A study published in the Proceedings of the National Academy of Sciences of the United States of America (PNAS) provides perhaps the first evidence that endogenous pituitary adenylyl cyclase-activating polypeptide (PACAP) modulates the production or expansion of regulatory T cells (Treg) and T helper (Th)17 lymphocytes.
PACAP is a 38-amino-acid neuropeptide identified in 1989 from ovine hypothalamus and belongs to the secretin family. Its closest family member is vasoactive intestinal peptide (VIP). PACAP is widely distributed in the brain and peripheral organs, particularly the endocrine pancreas, gonads, respiratory and urogenital tracts, and it is capable of eliciting a broad spectrum of biological actions.
However, the role of endogenously produced PACAP in immune system homeostasis is poorly understood.
In the PNAS study, Yossan-Var Tan and colleagues from the David Geffen School of Medicine, University of California, Los Angeles, CA, USA used PACAP-deficient (KO) mice and the MOG35–55 EAE model to study the potential actions of endogenous PACAP.
The authors found that the PACAP-deficient mice developed an enhanced experimental autoimmune encephalomyelitis (EAE) when compared to control animals. This was associated with enhanced Th1 and Th17 immune responses, diminished Th2 activity in the CNS and lymph nodes, and a reduction of Treg abundance in the lymph nodes.

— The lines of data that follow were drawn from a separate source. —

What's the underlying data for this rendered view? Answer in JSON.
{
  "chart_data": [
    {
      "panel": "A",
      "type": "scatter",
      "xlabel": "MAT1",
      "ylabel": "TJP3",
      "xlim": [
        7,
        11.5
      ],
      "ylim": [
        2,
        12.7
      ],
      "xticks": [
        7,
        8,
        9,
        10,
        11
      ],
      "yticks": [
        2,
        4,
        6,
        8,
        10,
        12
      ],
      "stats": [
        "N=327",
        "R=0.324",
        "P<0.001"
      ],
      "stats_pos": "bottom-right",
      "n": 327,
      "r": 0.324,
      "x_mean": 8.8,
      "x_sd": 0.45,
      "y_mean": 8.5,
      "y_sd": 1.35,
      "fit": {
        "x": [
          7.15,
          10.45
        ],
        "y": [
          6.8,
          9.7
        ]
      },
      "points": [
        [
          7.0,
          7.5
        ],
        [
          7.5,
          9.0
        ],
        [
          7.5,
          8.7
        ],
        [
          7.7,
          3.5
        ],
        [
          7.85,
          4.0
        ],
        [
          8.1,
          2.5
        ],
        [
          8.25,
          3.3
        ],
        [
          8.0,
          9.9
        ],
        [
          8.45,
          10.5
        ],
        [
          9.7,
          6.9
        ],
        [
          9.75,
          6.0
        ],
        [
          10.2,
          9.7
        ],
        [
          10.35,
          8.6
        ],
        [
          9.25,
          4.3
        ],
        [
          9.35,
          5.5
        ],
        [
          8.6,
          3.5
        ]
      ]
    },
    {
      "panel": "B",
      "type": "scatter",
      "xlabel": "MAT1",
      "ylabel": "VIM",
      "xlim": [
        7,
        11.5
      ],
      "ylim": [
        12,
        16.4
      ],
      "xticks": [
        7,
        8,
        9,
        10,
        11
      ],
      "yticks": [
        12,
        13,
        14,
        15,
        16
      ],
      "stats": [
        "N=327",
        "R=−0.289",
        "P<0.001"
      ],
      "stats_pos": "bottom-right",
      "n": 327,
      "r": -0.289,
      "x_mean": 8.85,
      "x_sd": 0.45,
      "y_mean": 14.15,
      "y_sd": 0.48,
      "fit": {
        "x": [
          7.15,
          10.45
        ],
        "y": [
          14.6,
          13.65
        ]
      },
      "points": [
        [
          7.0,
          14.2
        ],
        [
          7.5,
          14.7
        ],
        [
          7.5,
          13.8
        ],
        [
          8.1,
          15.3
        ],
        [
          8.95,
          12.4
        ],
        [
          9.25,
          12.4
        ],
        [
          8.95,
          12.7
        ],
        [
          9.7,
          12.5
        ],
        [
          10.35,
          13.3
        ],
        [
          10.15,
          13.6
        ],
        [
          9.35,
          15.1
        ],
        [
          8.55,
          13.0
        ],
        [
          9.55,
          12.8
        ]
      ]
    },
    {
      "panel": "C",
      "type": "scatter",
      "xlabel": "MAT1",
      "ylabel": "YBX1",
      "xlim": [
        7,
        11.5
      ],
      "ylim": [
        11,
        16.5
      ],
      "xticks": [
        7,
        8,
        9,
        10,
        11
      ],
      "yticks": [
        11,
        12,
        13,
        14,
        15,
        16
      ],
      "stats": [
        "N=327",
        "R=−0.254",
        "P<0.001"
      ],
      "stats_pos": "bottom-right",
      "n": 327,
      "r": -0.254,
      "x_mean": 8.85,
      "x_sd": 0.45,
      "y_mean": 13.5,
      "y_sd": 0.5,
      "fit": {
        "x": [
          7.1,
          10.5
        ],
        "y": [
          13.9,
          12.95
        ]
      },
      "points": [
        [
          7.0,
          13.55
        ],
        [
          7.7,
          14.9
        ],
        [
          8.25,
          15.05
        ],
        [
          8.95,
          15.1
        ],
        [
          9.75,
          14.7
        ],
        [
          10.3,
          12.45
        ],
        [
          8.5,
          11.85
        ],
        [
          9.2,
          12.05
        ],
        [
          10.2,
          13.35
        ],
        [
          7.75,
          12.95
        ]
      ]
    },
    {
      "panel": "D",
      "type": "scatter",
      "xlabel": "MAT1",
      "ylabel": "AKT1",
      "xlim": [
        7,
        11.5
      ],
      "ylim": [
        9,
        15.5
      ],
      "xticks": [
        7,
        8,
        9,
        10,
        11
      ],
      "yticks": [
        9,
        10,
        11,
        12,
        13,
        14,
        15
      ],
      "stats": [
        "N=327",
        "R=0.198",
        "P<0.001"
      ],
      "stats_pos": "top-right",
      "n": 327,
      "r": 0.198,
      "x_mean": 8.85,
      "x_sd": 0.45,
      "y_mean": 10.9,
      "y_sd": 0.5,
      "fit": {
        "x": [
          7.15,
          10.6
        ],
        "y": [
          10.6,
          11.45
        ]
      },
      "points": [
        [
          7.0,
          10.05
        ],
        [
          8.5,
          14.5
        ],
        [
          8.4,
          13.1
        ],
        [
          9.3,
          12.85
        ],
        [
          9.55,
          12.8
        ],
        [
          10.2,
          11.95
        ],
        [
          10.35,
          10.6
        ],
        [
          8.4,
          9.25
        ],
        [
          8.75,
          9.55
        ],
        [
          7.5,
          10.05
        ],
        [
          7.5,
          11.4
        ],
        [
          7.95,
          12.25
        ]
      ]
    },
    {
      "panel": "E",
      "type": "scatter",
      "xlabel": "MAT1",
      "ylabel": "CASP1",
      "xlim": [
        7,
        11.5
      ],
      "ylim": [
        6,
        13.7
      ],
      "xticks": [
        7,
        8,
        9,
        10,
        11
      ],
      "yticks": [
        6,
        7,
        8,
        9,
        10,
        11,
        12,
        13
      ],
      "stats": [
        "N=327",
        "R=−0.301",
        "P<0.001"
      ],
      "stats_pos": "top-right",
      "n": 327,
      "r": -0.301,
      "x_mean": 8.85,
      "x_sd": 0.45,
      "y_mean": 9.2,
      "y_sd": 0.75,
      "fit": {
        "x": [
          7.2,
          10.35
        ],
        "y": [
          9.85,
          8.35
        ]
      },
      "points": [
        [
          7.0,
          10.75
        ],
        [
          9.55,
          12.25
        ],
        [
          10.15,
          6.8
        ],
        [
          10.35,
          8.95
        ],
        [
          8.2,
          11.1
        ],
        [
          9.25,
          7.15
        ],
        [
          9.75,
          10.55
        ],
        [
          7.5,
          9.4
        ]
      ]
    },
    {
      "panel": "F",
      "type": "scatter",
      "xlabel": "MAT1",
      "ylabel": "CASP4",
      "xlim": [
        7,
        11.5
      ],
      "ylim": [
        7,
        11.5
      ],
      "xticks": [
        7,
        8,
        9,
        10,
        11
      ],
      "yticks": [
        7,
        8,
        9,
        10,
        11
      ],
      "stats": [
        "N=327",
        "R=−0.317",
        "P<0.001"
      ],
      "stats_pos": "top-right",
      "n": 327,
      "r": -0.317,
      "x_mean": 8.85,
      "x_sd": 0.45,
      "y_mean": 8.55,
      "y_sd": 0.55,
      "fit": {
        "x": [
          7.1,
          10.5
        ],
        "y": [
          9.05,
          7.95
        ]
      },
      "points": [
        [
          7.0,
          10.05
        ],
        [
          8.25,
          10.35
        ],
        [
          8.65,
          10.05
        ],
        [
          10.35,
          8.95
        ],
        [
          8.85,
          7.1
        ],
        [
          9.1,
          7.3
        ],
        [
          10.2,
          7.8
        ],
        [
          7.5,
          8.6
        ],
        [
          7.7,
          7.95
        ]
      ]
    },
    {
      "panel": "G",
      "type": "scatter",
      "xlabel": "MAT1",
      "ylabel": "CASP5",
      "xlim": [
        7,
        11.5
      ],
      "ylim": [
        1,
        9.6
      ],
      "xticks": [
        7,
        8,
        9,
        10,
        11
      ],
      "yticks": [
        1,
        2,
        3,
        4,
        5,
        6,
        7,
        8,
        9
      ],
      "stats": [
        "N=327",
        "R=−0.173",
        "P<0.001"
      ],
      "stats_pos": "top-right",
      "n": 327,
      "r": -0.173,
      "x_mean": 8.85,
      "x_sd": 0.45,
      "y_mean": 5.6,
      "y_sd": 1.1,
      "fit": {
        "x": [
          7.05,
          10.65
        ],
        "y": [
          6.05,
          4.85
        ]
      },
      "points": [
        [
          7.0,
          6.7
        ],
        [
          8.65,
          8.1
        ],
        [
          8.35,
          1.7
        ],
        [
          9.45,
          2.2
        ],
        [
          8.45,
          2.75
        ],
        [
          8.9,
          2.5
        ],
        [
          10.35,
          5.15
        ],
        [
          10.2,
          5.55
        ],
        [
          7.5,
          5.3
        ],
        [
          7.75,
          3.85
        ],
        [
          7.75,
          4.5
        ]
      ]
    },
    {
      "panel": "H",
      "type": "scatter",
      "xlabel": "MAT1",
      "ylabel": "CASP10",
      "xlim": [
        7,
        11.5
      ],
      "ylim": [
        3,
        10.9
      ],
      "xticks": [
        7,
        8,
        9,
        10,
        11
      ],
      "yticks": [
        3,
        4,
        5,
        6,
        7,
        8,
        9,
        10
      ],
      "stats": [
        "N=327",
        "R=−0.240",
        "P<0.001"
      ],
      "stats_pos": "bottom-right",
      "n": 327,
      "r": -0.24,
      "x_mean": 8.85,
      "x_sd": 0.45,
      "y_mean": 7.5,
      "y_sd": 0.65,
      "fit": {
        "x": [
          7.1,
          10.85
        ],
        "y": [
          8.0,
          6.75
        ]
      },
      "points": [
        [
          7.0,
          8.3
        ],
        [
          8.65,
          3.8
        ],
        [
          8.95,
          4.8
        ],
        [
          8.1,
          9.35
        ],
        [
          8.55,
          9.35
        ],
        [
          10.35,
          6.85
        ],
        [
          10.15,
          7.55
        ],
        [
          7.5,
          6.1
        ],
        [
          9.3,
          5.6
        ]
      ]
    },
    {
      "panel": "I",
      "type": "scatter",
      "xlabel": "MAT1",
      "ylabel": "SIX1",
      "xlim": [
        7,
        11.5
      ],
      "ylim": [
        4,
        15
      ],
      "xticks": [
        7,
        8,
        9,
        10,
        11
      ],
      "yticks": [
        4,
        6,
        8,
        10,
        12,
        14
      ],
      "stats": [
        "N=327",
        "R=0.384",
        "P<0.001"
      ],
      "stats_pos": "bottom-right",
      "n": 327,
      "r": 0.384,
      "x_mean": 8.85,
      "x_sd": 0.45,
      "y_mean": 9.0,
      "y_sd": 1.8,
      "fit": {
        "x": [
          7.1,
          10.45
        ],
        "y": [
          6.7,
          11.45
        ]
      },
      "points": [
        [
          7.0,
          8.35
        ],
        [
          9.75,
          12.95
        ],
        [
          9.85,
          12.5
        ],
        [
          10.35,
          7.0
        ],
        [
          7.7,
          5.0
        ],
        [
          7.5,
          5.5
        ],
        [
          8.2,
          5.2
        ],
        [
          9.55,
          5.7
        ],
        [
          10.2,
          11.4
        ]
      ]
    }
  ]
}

Based on previous research PACAP is believed to exert anti-inflammatory effects by inhibiting macrophage activity and inducing a Th2 shift. The PNAS study, however is probably the first to demonstrate PACAP’s immunoregulatory effects on Treg and Th17 lymphocytes. Thus, the study identifies PACAP as one of the few known intrinsic regulators of Treg function and production.